Sister Janice has worked with the Washington Office on Africa, a church-based lobby group that helped to educate the American public and Congress about African affairs. In 1979, Sister Janice became the projects officer for the Zimbabwe Project, a new initiative set up by a consortium of Catholic donors to assist refugees from the war in Rhodesia. She was based in Mozambique for two years, visiting refugee camps, raising funds and purchasing supplies.

After independence in 1980, Sister Janice was invited by the independent government of Zimbabwe to work as education consultant in the President’s Office. In this capacity, she helped to build nine schools for former refugees and war veterans and to develop a new system of education which linked academic subjects with technical training. Education with Production in Zimbabwe: The Story of ZIMFEP is the book she wrote with others to describe this experiment.

In 1985, Sister Janice helped to establish the Zimbabwe Mozambique Friendship Association to assist displaced people in Mozambique who were caught up in the civil war between the government and rebels.

In 1991, Sister Janice returned to Maryknoll, NY, to work as communications coordinator for the Maryknoll Sisters.
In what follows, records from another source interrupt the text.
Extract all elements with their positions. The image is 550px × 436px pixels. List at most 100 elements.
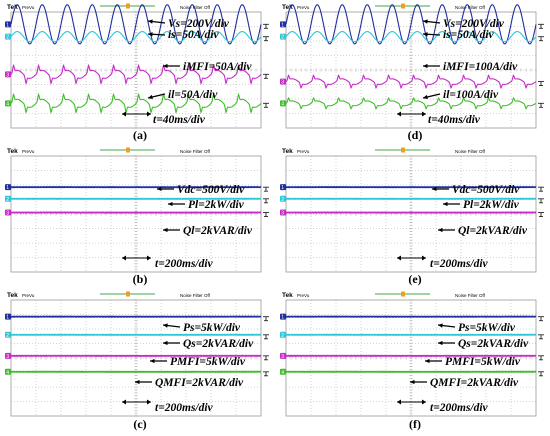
channel-marker-1 <box>5 313 11 320</box>
annotation-arrowhead <box>148 32 153 37</box>
annotation-label: t=200ms/div <box>155 258 214 270</box>
annotation-label: t=200ms/div <box>430 258 489 270</box>
noise-filter-label: Noise Filter Off <box>180 293 211 298</box>
annotation-label: iMFI=100A/div <box>443 61 518 73</box>
annotation-arrowhead <box>135 379 140 385</box>
channel-number: 2 <box>281 333 284 339</box>
annotation-label: Vs=200V/div <box>443 18 505 30</box>
annotation-label: Qs=2kVAR/div <box>183 338 254 350</box>
ground-marker <box>263 186 269 192</box>
channel-marker-3 <box>5 352 11 359</box>
channel-number: 4 <box>6 101 9 107</box>
channel-number: 4 <box>6 370 9 376</box>
annotation-label: is=50A/div <box>168 29 220 41</box>
annotation-label: Pl=2kW/div <box>188 199 245 211</box>
scope-panel-e: Tek PreVu Noise Filter Off 1 2 3 Vdc=500V/div P… <box>280 146 548 276</box>
annotation-arrowhead <box>148 94 153 100</box>
channel-marker-4 <box>280 368 286 375</box>
waveform-ch2 <box>10 333 262 337</box>
scope-screen: Tek PreVu Noise Filter Off 1 2 3 4 Ps=5kW/div Qs… <box>280 291 544 417</box>
channel-number: 1 <box>6 22 9 28</box>
channel-marker-4 <box>5 368 11 375</box>
annotation-arrowhead <box>163 63 168 69</box>
trigger-position-marker <box>126 147 130 153</box>
ground-marker <box>263 73 269 79</box>
noise-filter-label: Noise Filter Off <box>180 149 211 154</box>
ground-marker <box>538 23 544 29</box>
channel-number: 3 <box>6 72 9 78</box>
subfigure-caption: (e) <box>408 272 422 286</box>
channel-marker-1 <box>5 184 11 191</box>
ground-marker <box>263 334 269 340</box>
ground-marker <box>538 371 544 377</box>
annotation-label: il=100A/div <box>443 89 499 101</box>
channel-marker-3 <box>5 71 11 78</box>
waveform-ch4 <box>10 92 262 114</box>
annotation-arrowhead <box>423 19 428 24</box>
annotation-label: QMFI=2kVAR/div <box>430 377 519 389</box>
ground-marker <box>263 23 269 29</box>
annotation-arrowhead <box>423 94 428 100</box>
ground-marker <box>263 102 269 108</box>
scope-brand: Tek <box>7 148 18 155</box>
ground-marker <box>263 371 269 377</box>
scope-panel-a: Tek PreVu Noise Filter Off 1 2 3 4 Vs=200V/div i… <box>5 2 273 132</box>
channel-marker-2 <box>280 33 286 40</box>
annotation-arrowhead <box>438 323 443 328</box>
scope-brand: Tek <box>282 292 293 299</box>
subfigure-caption: (a) <box>133 128 147 142</box>
trigger-position-marker <box>401 3 405 9</box>
channel-marker-2 <box>5 331 11 338</box>
scope-mode: PreVu <box>22 5 35 10</box>
scope-screen: Tek PreVu Noise Filter Off1234Vs=200V/divi… <box>5 3 269 129</box>
annotation-label: il=50A/div <box>168 89 218 101</box>
annotation-arrowhead <box>163 227 168 233</box>
ground-marker <box>263 316 269 322</box>
waveform-ch3 <box>285 211 537 214</box>
channel-number: 2 <box>6 197 9 203</box>
ground-marker <box>538 198 544 204</box>
channel-marker-1 <box>5 21 11 28</box>
ground-marker <box>538 355 544 361</box>
annotation-label: Ql=2kVAR/div <box>183 225 253 237</box>
ground-marker <box>538 334 544 340</box>
noise-filter-label: Noise Filter Off <box>455 5 486 10</box>
annotation-label: Vs=200V/div <box>168 18 230 30</box>
annotation-label: t=40ms/div <box>153 114 206 126</box>
channel-marker-3 <box>280 78 286 85</box>
waveform-ch4 <box>285 96 537 110</box>
subfigure-caption: (b) <box>132 272 148 286</box>
ground-marker <box>538 212 544 217</box>
trigger-position-marker <box>126 291 130 297</box>
scope-brand: Tek <box>282 148 293 155</box>
channel-number: 4 <box>281 370 284 376</box>
ground-marker <box>263 212 269 217</box>
waveform-ch2 <box>285 31 537 43</box>
annotation-label: Vdc=500V/div <box>177 184 245 196</box>
scope-brand: Tek <box>7 4 18 11</box>
annotation-label: Ps=5kW/div <box>183 322 241 334</box>
channel-number: 3 <box>281 80 284 86</box>
channel-number: 4 <box>281 101 284 107</box>
channel-marker-4 <box>280 100 286 107</box>
scope-screen: Tek PreVu Noise Filter Off 1 2 3 Vdc=500V/div P… <box>280 147 544 273</box>
channel-number: 2 <box>281 35 284 41</box>
channel-marker-3 <box>280 352 286 359</box>
waveform-ch2 <box>285 333 537 337</box>
channel-marker-4 <box>5 100 11 107</box>
ground-marker <box>263 198 269 204</box>
scope-screen: Tek PreVu Noise Filter Off 1 2 3 Vdc=500V/div P… <box>5 147 269 273</box>
trigger-position-marker <box>126 3 130 9</box>
ground-marker <box>263 355 269 361</box>
annotation-label: PMFI=5kW/div <box>445 356 521 368</box>
scope-brand: Tek <box>7 292 18 299</box>
scope-mode: PreVu <box>22 149 35 154</box>
trigger-position-marker <box>401 291 405 297</box>
ground-marker <box>263 36 269 42</box>
channel-number: 1 <box>281 185 284 191</box>
scope-screen: Tek PreVu Noise Filter Off 1 2 3 4 Ps=5kW/div Qs… <box>5 291 269 417</box>
ground-marker <box>538 36 544 42</box>
annotation-arrowhead <box>163 323 168 328</box>
annotation-arrowhead <box>443 201 448 207</box>
annotation-label: t=40ms/div <box>428 114 481 126</box>
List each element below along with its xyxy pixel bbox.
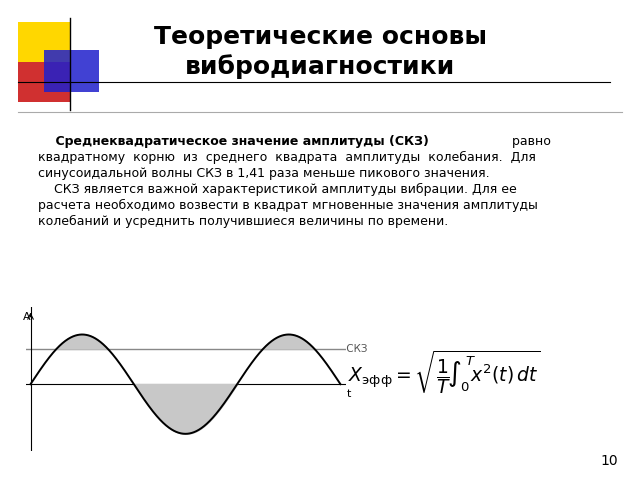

Returning to Zimbabwe in 1997, she became the training coordinator for Silveira House, a leadership training and development education center run by the Jesuits for the poor and marginalized. She also set up a scholarship fund to assist girls to go to school.

She chaired the African Forum for Catholic Social Teaching, an association of justice and peace practitioners throughout Africa, and chaired the Counseling Services Unit, a group of doctors and counselors who assist the victims of violence in Zimbabwe. Sister Janice is the author of many articles that have appeared in a variety of books and publications over the years.

In 2008, Sister Janice was elected president of the Maryknoll Sisters at their General Assembly.

In October 2015, Sister Janice, returned to Zimbabwe to continue her mission work.